The Carbon Footprint as a management and communication tool
Climate change is one of the greatest challenges to be faced globally. We are all part of the solution, and that is why it is very important to have tools that facilitate the management and communication of a climate strategy. All companies, regardless of size and sector, can make a difference.
After more than 30 years of the United Nations Framework Convention on Climate Change (UNFCCC), different drivers for action can be observed. Among them, and the most important: the evidence confirming that global climate change is accelerated by anthropogenic causes. This is an indisputable fact.
On the other hand, the Paris Agreement – from which its signatory countries commit to implement emission reduction strategies – increasingly proposes more regulatory elements at both national and local level arising from the need to meet the goals of the Agreement (Nationally Determined Contributions -NDCs-); and, finally, consumers who demand low-carbon products, customers who begin to require their suppliers to manage their greenhouse gas (GHG) emissions or regulations on operations between assets and companies.
The first step in defining a robust climate strategy is to know where we are starting from, that is, to know the Carbon Footprint that we generate or have been generating as a result of our activities. Knowing or calculating the Carbon Footprint involves identifying, on the one hand, the direct sources of greenhouse gas emissions associated with our activities, over which we have control; and, on the other hand, those indirect sources of emissions over which we can have influence but not control, such as emissions from our suppliers or customers.
Direct emission sources are those that we usually refer to as Scope 1, while indirect emission sources through energy purchases are those referred to as Scope 2. And all other indirect emission sources are those referred to as Scope 3.After identifying the emission sources and knowing the activity data available (e.g. consumption, distances, power, hours of use, etc.), the best method of quantification is chosen following internationally accepted methodologies.These methodologies make it possible to know the amount of greenhouse gases generated by each of the activities of the business or activity.
After identifying the emission sources and knowing the activity data available (e.g. consumption, distances, power, hours of use, etc.), the best method of quantification is chosen following internationally accepted methodologies. These methodologies make it possible to know the amount of greenhouse gases generated by each of the activities of the business or activity. The amount of greenhouse gases calculated will reflect the potential impact on climate change. In turn, this impact potential can be linked to the type of activity through indicators such as carbon intensity, either at the level of the organization/business or at the level of each of the products (whether goods or services).

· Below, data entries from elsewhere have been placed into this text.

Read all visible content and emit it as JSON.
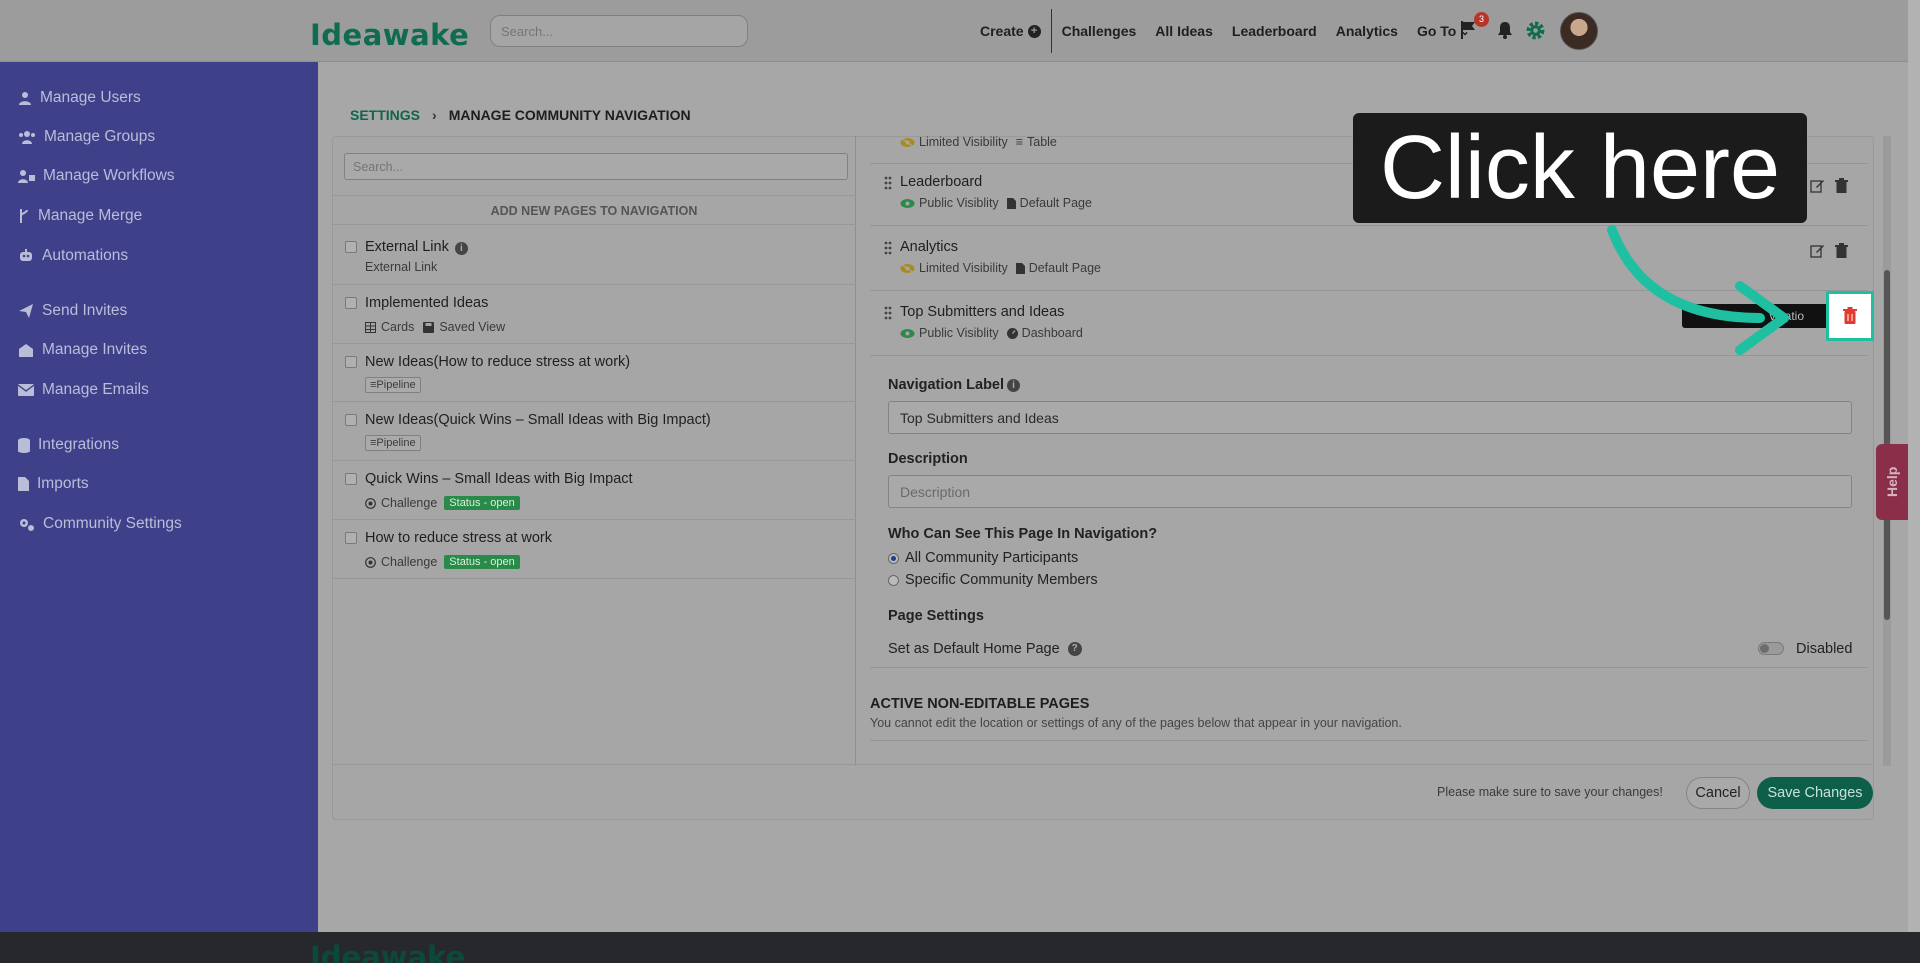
{
  "header": {
    "logo": "Ideawake",
    "search_placeholder": "Search...",
    "nav": {
      "create": "Create",
      "challenges": "Challenges",
      "all_ideas": "All Ideas",
      "leaderboard": "Leaderboard",
      "analytics": "Analytics",
      "go_to": "Go To"
    },
    "notification_count": "3"
  },
  "sidebar": {
    "items": [
      {
        "label": "Manage Users",
        "icon": "user-icon"
      },
      {
        "label": "Manage Groups",
        "icon": "users-icon"
      },
      {
        "label": "Manage Workflows",
        "icon": "workflow-icon"
      },
      {
        "label": "Manage Merge",
        "icon": "merge-icon"
      },
      {
        "label": "Automations",
        "icon": "robot-icon"
      },
      {
        "label": "Send Invites",
        "icon": "send-icon"
      },
      {
        "label": "Manage Invites",
        "icon": "invite-icon"
      },
      {
        "label": "Manage Emails",
        "icon": "envelope-icon"
      },
      {
        "label": "Integrations",
        "icon": "database-icon"
      },
      {
        "label": "Imports",
        "icon": "file-icon"
      },
      {
        "label": "Community Settings",
        "icon": "cogs-icon"
      }
    ]
  },
  "breadcrumb": {
    "root": "SETTINGS",
    "current": "MANAGE COMMUNITY NAVIGATION"
  },
  "left_panel": {
    "search_placeholder": "Search...",
    "title": "ADD NEW PAGES TO NAVIGATION",
    "pages": [
      {
        "title": "External Link",
        "meta": "External Link"
      },
      {
        "title": "Implemented Ideas",
        "meta_1": "Cards",
        "meta_2": "Saved View"
      },
      {
        "title": "New Ideas(How to reduce stress at work)",
        "tag": "Pipeline"
      },
      {
        "title": "New Ideas(Quick Wins – Small Ideas with Big Impact)",
        "tag": "Pipeline"
      },
      {
        "title": "Quick Wins – Small Ideas with Big Impact",
        "meta": "Challenge",
        "status": "Status - open"
      },
      {
        "title": "How to reduce stress at work",
        "meta": "Challenge",
        "status": "Status - open"
      }
    ]
  },
  "nav_items": [
    {
      "title": "",
      "visibility": "Limited Visibility",
      "type": "Table"
    },
    {
      "title": "Leaderboard",
      "visibility": "Public Visiblity",
      "type": "Default Page"
    },
    {
      "title": "Analytics",
      "visibility": "Limited Visibility",
      "type": "Default Page"
    },
    {
      "title": "Top Submitters and Ideas",
      "visibility": "Public Visiblity",
      "type": "Dashboard"
    }
  ],
  "tooltip_text": "vigatio",
  "form": {
    "nav_label_title": "Navigation Label",
    "nav_label_value": "Top Submitters and Ideas",
    "description_title": "Description",
    "description_placeholder": "Description",
    "who_title": "Who Can See This Page In Navigation?",
    "option_all": "All Community Participants",
    "option_specific": "Specific Community Members",
    "page_settings_title": "Page Settings",
    "default_home_label": "Set as Default Home Page",
    "toggle_state": "Disabled"
  },
  "non_editable": {
    "title": "ACTIVE NON-EDITABLE PAGES",
    "subtitle": "You cannot edit the location or settings of any of the pages below that appear in your navigation."
  },
  "footer_actions": {
    "note": "Please make sure to save your changes!",
    "cancel": "Cancel",
    "save": "Save Changes"
  },
  "help_label": "Help",
  "overlay": {
    "callout": "Click here"
  },
  "colors": {
    "brand": "#0f6b51",
    "sidebar": "#3f408a",
    "highlight": "#1fbfa2",
    "delete": "#e23a2e"
  }
}
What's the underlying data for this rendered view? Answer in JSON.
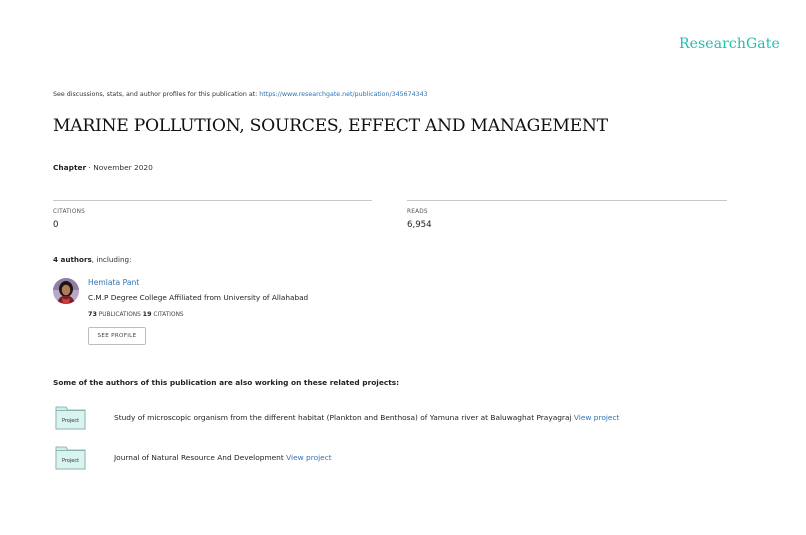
{
  "brand": {
    "name": "ResearchGate"
  },
  "discussion": {
    "text": "See discussions, stats, and author profiles for this publication at: ",
    "link": "https://www.researchgate.net/publication/345674343"
  },
  "publication": {
    "title": "MARINE POLLUTION, SOURCES, EFFECT AND MANAGEMENT",
    "type": "Chapter",
    "separator": " · ",
    "date": "November 2020"
  },
  "stats": {
    "citations_label": "CITATIONS",
    "citations_value": "0",
    "reads_label": "READS",
    "reads_value": "6,954"
  },
  "authors": {
    "count_bold": "4 authors",
    "count_suffix": ", including:",
    "list": [
      {
        "name": "Hemlata Pant",
        "affiliation": "C.M.P Degree College Affiliated from University of Allahabad",
        "publications_count": "73",
        "publications_label": "PUBLICATIONS",
        "citations_count": "19",
        "citations_label": "CITATIONS",
        "profile_button": "SEE PROFILE"
      }
    ]
  },
  "projects": {
    "heading": "Some of the authors of this publication are also working on these related projects:",
    "items": [
      {
        "icon_label": "Project",
        "text": "Study of microscopic organism from the different habitat (Plankton and Benthosa) of Yamuna river at Baluwaghat Prayagraj ",
        "link": "View project"
      },
      {
        "icon_label": "Project",
        "text": "Journal of Natural Resource And Development ",
        "link": "View project"
      }
    ]
  },
  "colors": {
    "brand": "#1fbfae",
    "link": "#2f73b3",
    "folder_fill": "#cdeeea",
    "folder_stroke": "#7fa8a3"
  }
}
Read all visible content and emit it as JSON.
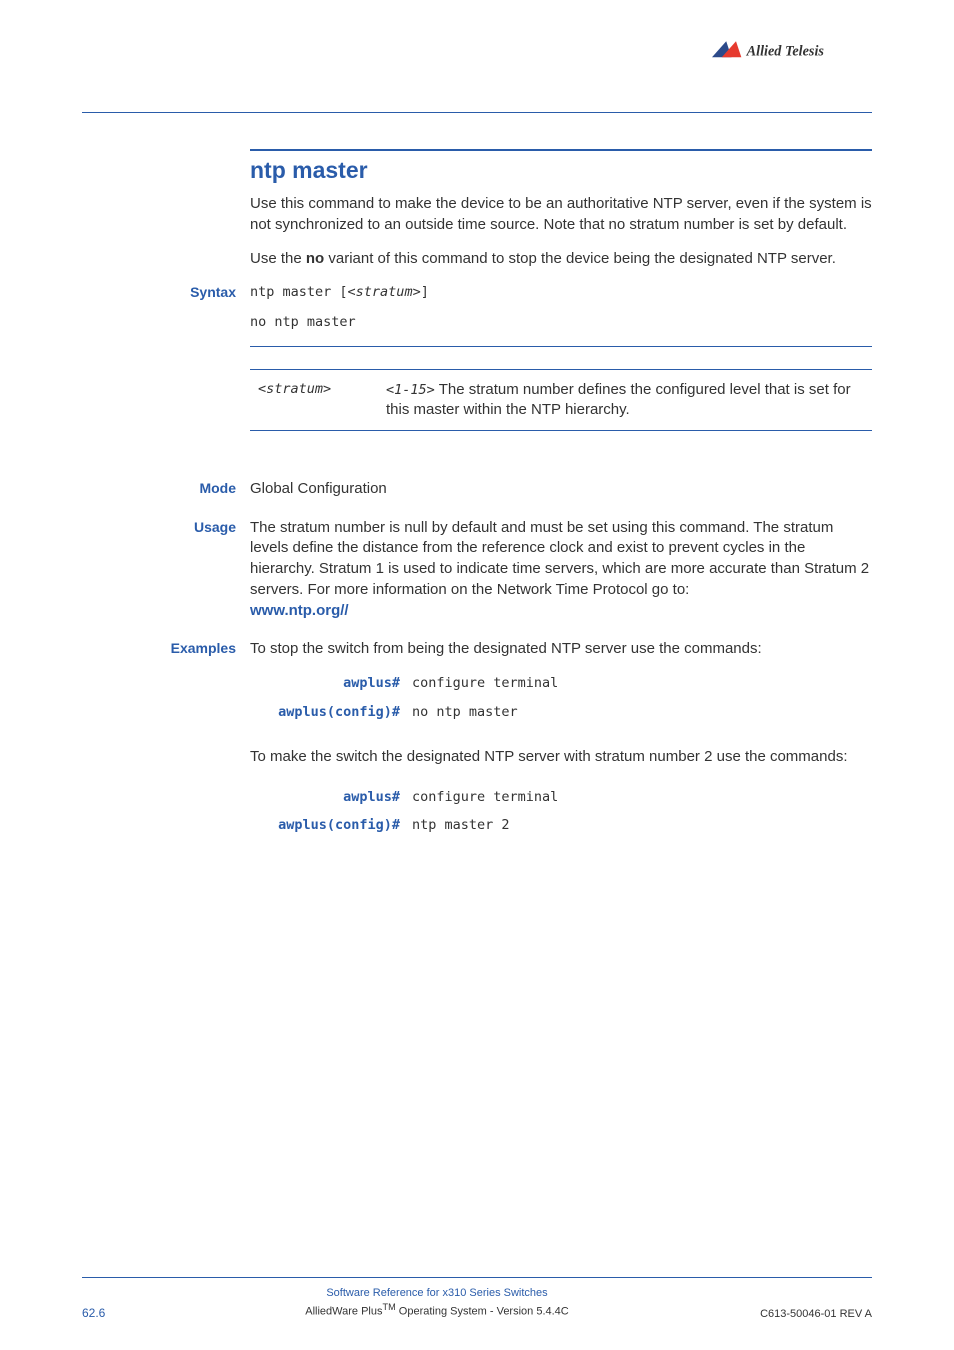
{
  "logo": {
    "brand": "Allied Telesis"
  },
  "title": "ntp master",
  "intro1": "Use this command to make the device to be an authoritative NTP server, even if the system is not synchronized to an outside time source. Note that no stratum number is set by default.",
  "intro2_pre": "Use the ",
  "intro2_bold": "no",
  "intro2_post": " variant of this command to stop the device being the designated NTP server.",
  "syntax": {
    "label": "Syntax",
    "line1_pre": "ntp master [<",
    "line1_param": "stratum",
    "line1_post": ">]",
    "line2": "no ntp master"
  },
  "param": {
    "name_pre": "<",
    "name": "stratum",
    "name_post": ">",
    "desc_code_pre": "<",
    "desc_code": "1-15",
    "desc_code_post": ">",
    "desc": " The stratum number defines the configured level that is set for this master within the NTP hierarchy."
  },
  "mode": {
    "label": "Mode",
    "text": "Global Configuration"
  },
  "usage": {
    "label": "Usage",
    "text": "The stratum number is null by default and must be set using this command. The stratum levels define the distance from the reference clock and exist to prevent cycles in the hierarchy. Stratum 1 is used to indicate time servers, which are more accurate than Stratum 2 servers. For more information on the Network Time Protocol go to:",
    "link": "www.ntp.org//"
  },
  "examples": {
    "label": "Examples",
    "intro1": "To stop the switch from being the designated NTP server use the commands:",
    "intro2": "To make the switch the designated NTP server with stratum number 2 use the commands:",
    "prompt1": "awplus#",
    "prompt2": "awplus(config)#",
    "cmd1a": "configure terminal",
    "cmd1b": "no ntp master",
    "cmd2a": "configure terminal",
    "cmd2b": "ntp master 2"
  },
  "footer": {
    "page": "62.6",
    "line1": "Software Reference for x310 Series Switches",
    "line2_pre": "AlliedWare Plus",
    "line2_tm": "TM",
    "line2_post": " Operating System  - Version 5.4.4C",
    "rev": "C613-50046-01 REV A"
  }
}
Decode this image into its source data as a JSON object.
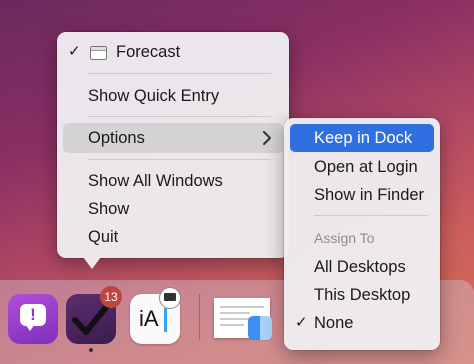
{
  "context_menu": {
    "items": [
      {
        "label": "Forecast",
        "checked": true,
        "icon": "window-icon"
      },
      {
        "label": "Show Quick Entry"
      },
      {
        "label": "Options",
        "submenu": true,
        "highlighted": true
      },
      {
        "label": "Show All Windows"
      },
      {
        "label": "Show"
      },
      {
        "label": "Quit"
      }
    ]
  },
  "submenu": {
    "items": [
      {
        "label": "Keep in Dock",
        "highlighted": true
      },
      {
        "label": "Open at Login"
      },
      {
        "label": "Show in Finder"
      }
    ],
    "section_header": "Assign To",
    "assign_items": [
      {
        "label": "All Desktops"
      },
      {
        "label": "This Desktop"
      },
      {
        "label": "None",
        "checked": true
      }
    ]
  },
  "dock": {
    "badge_count": "13",
    "ia_writer_label": "iA",
    "apps": [
      "feedback-app-icon",
      "omnifocus-app-icon",
      "ia-writer-app-icon",
      "document-stack-icon",
      "finder-icon"
    ]
  },
  "colors": {
    "accent": "#2f6fe0",
    "badge": "#e0453a"
  }
}
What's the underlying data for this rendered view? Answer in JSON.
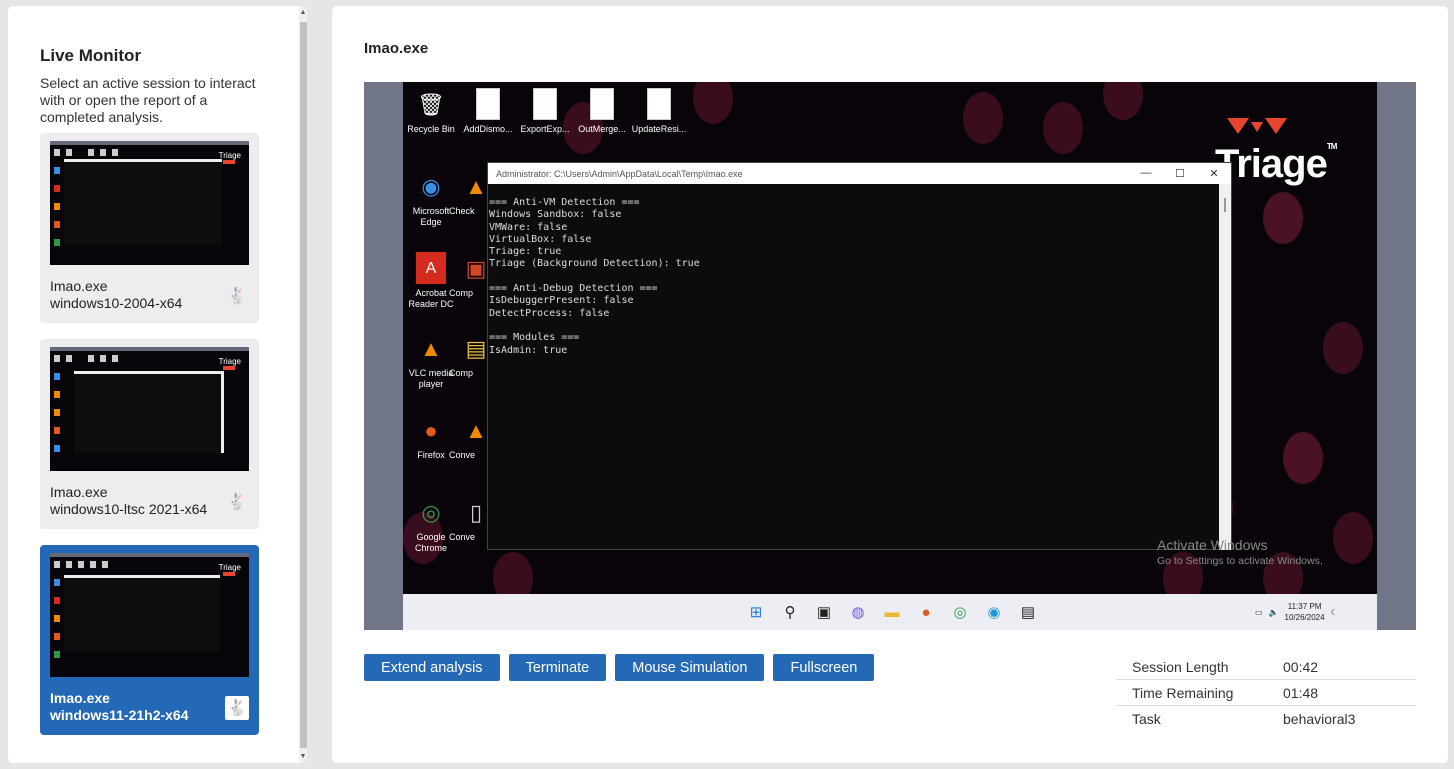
{
  "sidebar": {
    "title": "Live Monitor",
    "description": "Select an active session to interact with or open the report of a completed analysis.",
    "sessions": [
      {
        "file": "Imao.exe",
        "profile": "windows10-2004-x64",
        "active": false
      },
      {
        "file": "Imao.exe",
        "profile": "windows10-ltsc 2021-x64",
        "active": false
      },
      {
        "file": "Imao.exe",
        "profile": "windows11-21h2-x64",
        "active": true
      }
    ]
  },
  "main": {
    "title": "Imao.exe",
    "desktop": {
      "icons_top": [
        "Recycle Bin",
        "AddDismo...",
        "ExportExp...",
        "OutMerge...",
        "UpdateResi..."
      ],
      "icons_left": [
        "Microsoft Edge",
        "Acrobat Reader DC",
        "VLC media player",
        "Firefox",
        "Google Chrome"
      ],
      "icons_second": [
        "Check",
        "Comp",
        "Comp",
        "Conve",
        "Conve"
      ],
      "window_title": "Administrator: C:\\Users\\Admin\\AppData\\Local\\Temp\\Imao.exe",
      "console_output": "=== Anti-VM Detection ===\nWindows Sandbox: false\nVMWare: false\nVirtualBox: false\nTriage: true\nTriage (Background Detection): true\n\n=== Anti-Debug Detection ===\nIsDebuggerPresent: false\nDetectProcess: false\n\n=== Modules ===\nIsAdmin: true",
      "logo_text": "Triage",
      "activate_title": "Activate Windows",
      "activate_sub": "Go to Settings to activate Windows.",
      "clock_time": "11:37 PM",
      "clock_date": "10/26/2024"
    },
    "buttons": {
      "extend": "Extend analysis",
      "terminate": "Terminate",
      "mouse": "Mouse Simulation",
      "fullscreen": "Fullscreen"
    },
    "stats": [
      {
        "label": "Session Length",
        "value": "00:42"
      },
      {
        "label": "Time Remaining",
        "value": "01:48"
      },
      {
        "label": "Task",
        "value": "behavioral3"
      }
    ]
  }
}
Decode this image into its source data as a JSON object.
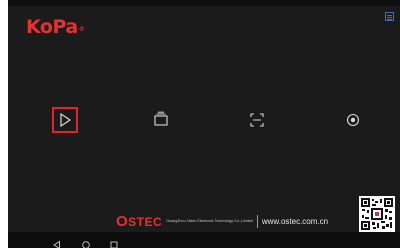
{
  "app": {
    "logo": {
      "part1": "Ko",
      "part2": "Pa",
      "mark": "®"
    }
  },
  "toolbar": {
    "settings_icon": "settings-icon"
  },
  "functions": [
    {
      "name": "play",
      "icon": "play-icon",
      "selected": true
    },
    {
      "name": "gallery",
      "icon": "gallery-icon",
      "selected": false
    },
    {
      "name": "capture",
      "icon": "capture-frame-icon",
      "selected": false
    },
    {
      "name": "camera",
      "icon": "camera-icon",
      "selected": false
    }
  ],
  "footer": {
    "brand_first": "O",
    "brand_rest": "STEC",
    "company": "GuangZhou Ostec Electronic Technology Co.,Limited",
    "website": "www.ostec.com.cn"
  },
  "navbar": {
    "back_icon": "back-triangle-icon",
    "home_icon": "home-circle-icon",
    "recent_icon": "recent-square-icon"
  },
  "colors": {
    "accent": "#e8312f",
    "background": "#1b1b1b",
    "icon": "#d9d9d9",
    "settings_blue": "#3e6fb4"
  }
}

At the same time, the analysis of this indicator can be performed at different levels:
- By type of emission source, for example those emissions linked to stationary fuel burning, refrigerant gas losses, among others.
- By sector (production, logistics, etc.).
- Business unit.
- Sites.
- Life cycle stages (upstream, core, downstream).
By analyzing the disaggregated carbon intensity, information is available to study the possibility of reducing emissions through specific activities framed as emission reduction projects and to define a path to follow or a climate strategy. When defining a climate strategy, each organization will have a horizon that reflects its commitment to reduce emissions. This commitment is called a reduction target. Greenhouse gas emission reduction targets can be defined, for example, on the basis of the climate objectives of not exceeding the global temperature by 1.5°C or 2°C compared to the pre-industrial era, based on the Science Based Targets methodology.
In turn, these reduction goals will require the definition of actions or projects to reduce emissions from which they will seek to achieve them.
In this way, it will be possible to follow up or monitor the Carbon Footprint in order to know the impact of such activities or projects in terms of Climate Change mitigation.
By managing the Carbon Footprint and identifying potential reduction sources, potential savings can be programmed, mainly associated with minimizing the consumption of energy resources, materials and raw materials, having a positive impact not only internally but also along the value chain.